30/03/2019
LA BELLE KATHARINE
Mercredi 29 juin (1932)
"La pièce était une pièce fort somptueuse ; un large escalier y conduisait ; un vaste hall. J’étais en avance. « Quel splendide bonheur-du-jour », ai-je dit pour cacher ma nervosité en présence de cette vieille femme de ménage en robe collante et bas noirs. Toute sa chevelure avait rétréci. Elle offrait le visage durci, ridé, tiré d’une femme très malheureuse. Oui, dans cette lumière elle me paraissait terrible. Où avait disparu la belle Katharine*, celle qui marchait à grands pas ; qui avait de fermes joues roses, qui était catégorique, magistrale, maîtresse d’elle-même jusque dans la profonde tranchée de son malheur ? Dieu du ciel, quel dommage nous inflige la vie ! Après avoir remplacé cette fougueuse jeunesse par cet air presque intolérable de souffrance : un air rechigné ; un air usé jusqu’à la corde ; l’air affreux de la pauvresse. À force d’ajustements, en regardant les yeux mi-clos, je suis parvenue, à mesure que la soirée passait et que la lumière s’estompait, à reconstituer une certaine beauté ; ses yeux petits, mais pénétrants, ses gestes (ils restent libres et vifs bien que restreints par des bras nus et par une affreuse robe collante, noir et bleu). Ce qui est beau, c’est qu’elle ne cache rien, qu’elle n’a plus rien à perdre, qu’elle a été essorée et calandrée au point d’en perdre toute douceur et sensibilité.

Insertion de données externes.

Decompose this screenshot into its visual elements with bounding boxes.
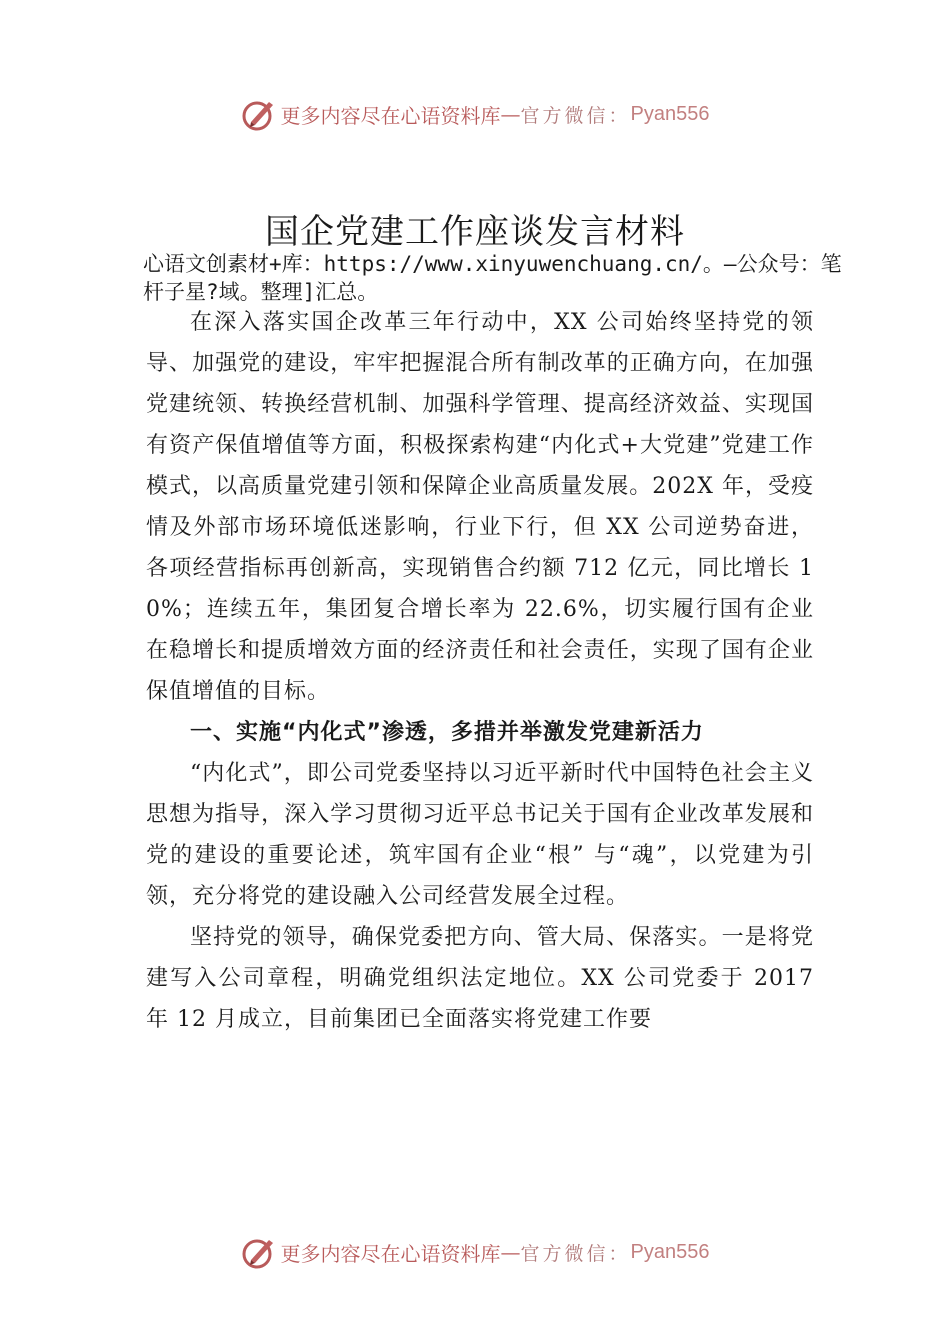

Son visage est pâle aussi ; pourtant elle a présidé sa table (la sienne et celle de Follett) avec sa maîtrise de jadis ; mais comme si rien ne lui donnait le moindre plaisir. Elle ne s’est jamais détendue. N’a jamais, de toute la soirée, perdu son air de souffrance. Durcir, émousser, épaissir, voilà le pire dommage que la vieillesse […] puisse infliger. […] Dans ma consternation à la vue de Katharine, n'entrait-il pas le sentiment que j'ai cet aspect-là, moi aussi ? Peut-être. Et puis, L.** est arrivé, en complet gris et cravate bleue, bronzé par le soleil ; et j'ai senti que nous sommes encore vigoureux et jeunes. Alors nous avons embrassé Katharine, la vieille femme, sur le seuil. […]"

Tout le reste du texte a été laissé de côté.